É neste desenvolvimento que a Maçonaria atua no maçom que
realmente deseja ser pessoa de bem em sentido lato. Ao incentivar o pensamento
com ilustrações e especulações racionais, ensina ao homem a favorecer-se de sua
capacidade racional e lógica. O maçom aprende a pensar.
Pensar como fruto do próprio esforço e iniciativa é
característica que a poucos seres humanos é dado fazer. Não que sejam
indolentes para meditar sobre temas importantes, mas estão submetidos a um
sistema cruel de sobrevivência e concorrência - pouco ou nenhum tempo resta
para o indivíduo caminhar pelos meandros do pensamento especulativo.
Esta falta de tempo é agravada pelas ofertas do mundo da
propaganda e do entretenimento passivo. A concorrência é tão intensa e os
atrativos para atividades passivas são tantas, que a maioria fica
impossibilitada de oportunidades para meditar e pensar. Cinema, televisão,
joguinhos de computador e outras distrações roubam o tempo e viciam as pessoas
em atividade que não exigem praticamente nenhum esforço e os impedem de
desenvolver a capacidade de pensamento para a felicidade.
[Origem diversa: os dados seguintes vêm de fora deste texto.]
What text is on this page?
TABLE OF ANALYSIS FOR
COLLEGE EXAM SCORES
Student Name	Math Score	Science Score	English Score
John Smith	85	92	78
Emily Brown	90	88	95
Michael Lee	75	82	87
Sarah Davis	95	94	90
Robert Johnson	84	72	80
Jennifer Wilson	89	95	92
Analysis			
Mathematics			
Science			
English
A Maçonaria usa símbolos e alegorias para fazer as pessoas
pensarem. Todo aquele que é assíduo aos trabalhos em loja, praticamente sem
esforço algum é conduzido pela caminhada dos símbolos e das estorinhas de fundo
moral, que levam a pensar. Inclusive, por breves instantes, quando reunido em
loja, o maçom é afastado dos laços alienantes do mercado consumidor para
exercitar sua capacidade de pensar com lógica, filosofar, e, até, sonhar.
Um símbolo fala mais que palavras. Ele induz pensamentos
completos que não são estáticos na linha do tempo, mas que se adaptam a cada
situação, a cada estágio evolutivo da pessoa e da sociedade. O símbolo é o
mesmo, a ideia que o circunda é diferente.
Uma alegoria representa de forma figurada expressões de
pensamentos que se não forem traduzidas por ficções tornam-se difíceis, senão
impossíveis de analisar com isenção.
Os preconceitos e referenciais da cultura induzem enveredar
por caminhos tortuosos, difíceis e até errados.
Se a dificuldade for grande, a mente desiste e desliga o
assunto. É semelhante a um ruído monótono e continuo; a mente desliga a
capacidade de filtrar aquela informação e a pessoa consegue até dormir.
O homem usa de sua capacidade de contar estorinhas para
transmitir conceitos de moral e ética complicados aos seus pares, consistindo
na principal razão de o homem chegar ao ponto de evolução em que se encontra.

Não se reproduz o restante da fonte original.